Sebuah video yang memperlihatkan seorang ibu marah-marah di sebuah pondok pesantren di Lumajang mendadak viral di media sosial. Dalam rekaman itu, ibu tersebut tampak emosi lantaran anaknya digunduli rambutnya oleh pihak pesantren. Ia mengancam akan memviralkan kejadian itu dan mengaku sebagai istri polisi.
Video yang pertama kali diunggah oleh akun TikTok @kingzadma itu langsung menuai perhatian warganet. Beragam komentar pun bermunculan. Ada yang membela pihak pesantren, tak sedikit pula yang mendukung kemarahan sang ibu. Dalam hitungan jam, video tersebut sudah ditonton lebih dari 108 ribu kali.

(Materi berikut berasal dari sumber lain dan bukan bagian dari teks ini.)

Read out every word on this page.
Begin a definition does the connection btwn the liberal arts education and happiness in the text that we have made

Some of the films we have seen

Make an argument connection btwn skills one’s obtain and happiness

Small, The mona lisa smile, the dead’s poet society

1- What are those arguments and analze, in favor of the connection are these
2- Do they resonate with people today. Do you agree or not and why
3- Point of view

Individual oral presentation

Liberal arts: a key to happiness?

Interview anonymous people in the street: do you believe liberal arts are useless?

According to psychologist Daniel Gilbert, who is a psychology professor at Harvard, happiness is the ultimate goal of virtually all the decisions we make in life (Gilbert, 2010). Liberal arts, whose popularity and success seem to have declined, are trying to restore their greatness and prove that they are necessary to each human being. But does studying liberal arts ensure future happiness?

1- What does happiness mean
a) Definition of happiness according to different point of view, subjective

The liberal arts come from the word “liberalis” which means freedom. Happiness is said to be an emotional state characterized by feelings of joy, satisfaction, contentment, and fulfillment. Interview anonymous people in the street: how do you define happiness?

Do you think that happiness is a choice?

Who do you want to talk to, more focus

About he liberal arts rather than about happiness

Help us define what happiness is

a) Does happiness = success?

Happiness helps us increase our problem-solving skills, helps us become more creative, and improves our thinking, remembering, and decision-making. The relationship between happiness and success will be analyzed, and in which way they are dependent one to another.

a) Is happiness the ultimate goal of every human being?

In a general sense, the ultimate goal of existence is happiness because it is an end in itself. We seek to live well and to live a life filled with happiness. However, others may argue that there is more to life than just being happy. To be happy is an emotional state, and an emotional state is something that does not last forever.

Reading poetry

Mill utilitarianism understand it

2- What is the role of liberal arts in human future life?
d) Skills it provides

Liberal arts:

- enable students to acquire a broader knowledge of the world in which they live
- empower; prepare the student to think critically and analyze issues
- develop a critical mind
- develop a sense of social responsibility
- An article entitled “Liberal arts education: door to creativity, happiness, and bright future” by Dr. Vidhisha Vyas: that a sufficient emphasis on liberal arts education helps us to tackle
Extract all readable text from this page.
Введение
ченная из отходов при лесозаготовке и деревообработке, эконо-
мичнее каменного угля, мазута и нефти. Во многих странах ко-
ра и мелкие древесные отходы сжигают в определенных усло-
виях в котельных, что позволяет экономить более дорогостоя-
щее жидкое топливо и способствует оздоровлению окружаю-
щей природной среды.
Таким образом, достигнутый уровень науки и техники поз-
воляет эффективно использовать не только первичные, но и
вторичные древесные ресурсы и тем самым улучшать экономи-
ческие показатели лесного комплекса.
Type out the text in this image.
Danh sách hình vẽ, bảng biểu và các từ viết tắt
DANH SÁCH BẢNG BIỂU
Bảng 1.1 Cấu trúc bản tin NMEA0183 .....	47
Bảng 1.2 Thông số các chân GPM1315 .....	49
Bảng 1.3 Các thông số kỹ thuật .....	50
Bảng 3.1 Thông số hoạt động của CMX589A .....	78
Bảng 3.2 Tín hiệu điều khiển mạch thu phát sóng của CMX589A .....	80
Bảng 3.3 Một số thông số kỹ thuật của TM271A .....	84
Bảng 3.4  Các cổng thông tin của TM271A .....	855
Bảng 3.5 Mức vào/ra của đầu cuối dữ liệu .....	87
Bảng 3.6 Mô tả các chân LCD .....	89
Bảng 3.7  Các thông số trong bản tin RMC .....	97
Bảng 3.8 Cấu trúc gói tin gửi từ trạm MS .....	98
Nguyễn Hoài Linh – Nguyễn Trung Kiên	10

Namun, belakangan diketahui bahwa video yang viral tersebut ternyata bukanlah kejadian nyata. Pengasuh Pondok Pesantren Asy-Syarifiy 1, Ahmad Syaifudin Amin, angkat bicara. Ia menjelaskan bahwa video itu sebenarnya adalah bagian dari proses pembuatan film santri di lingkungan pesantren mereka.
Menurutnya, dalam unggahan aslinya sebenarnya sudah ada keterangan atau caption yang menjelaskan bahwa video tersebut merupakan behind the scene atau cuplikan di balik layar pembuatan film. Sayangnya, banyak warganet yang tidak membaca caption hingga akhirnya salah paham dan mengira peristiwa itu benar-benar terjadi.
"Banyak netizen yang salah paham karena tidak membaca caption, dikira ini kejadian sesungguhnya," ujar Amin, Selasa (24/2/2026).
Ia menambahkan bahwa film tersebut sengaja dibuat sebagai media edukasi kepada para wali santri. Tujuannya agar para orang tua tidak terlalu mencampuri kebijakan dan peraturan yang telah ditetapkan oleh pondok pesantren. Penggundulan rambut sendiri merupakan salah satu sanksi yang memang sudah lama diterapkan bagi santri yang melanggar aturan, seperti kedapatan merokok.
Meski video itu hanya konten, pihak pesantren tetap menyampaikan permohonan maaf apabila unggahan tersebut telah menimbulkan kegaduhan atau kesalahpahaman di tengah masyarakat.
Kejadian ini menjadi pengingat bagi kita semua untuk lebih teliti sebelum mempercayai atau menyebarkan video yang beredar di media sosial. Tidak semua hal yang viral adalah fakta. Terkadang, ada konteks atau keterangan yang terlewat, seperti caption yang tidak sempat terbaca. Akibatnya, persepsi publik bisa keliru dan menimbulkan polemik yang sebenarnya tidak perlu terjadi.
Di era digital seperti sekarang, literasi media menjadi semakin penting. Membaca judul saja tidak cukup. Memastikan kebenaran informasi sebelum bereaksi adalah langkah bijak yang harus dibiasakan.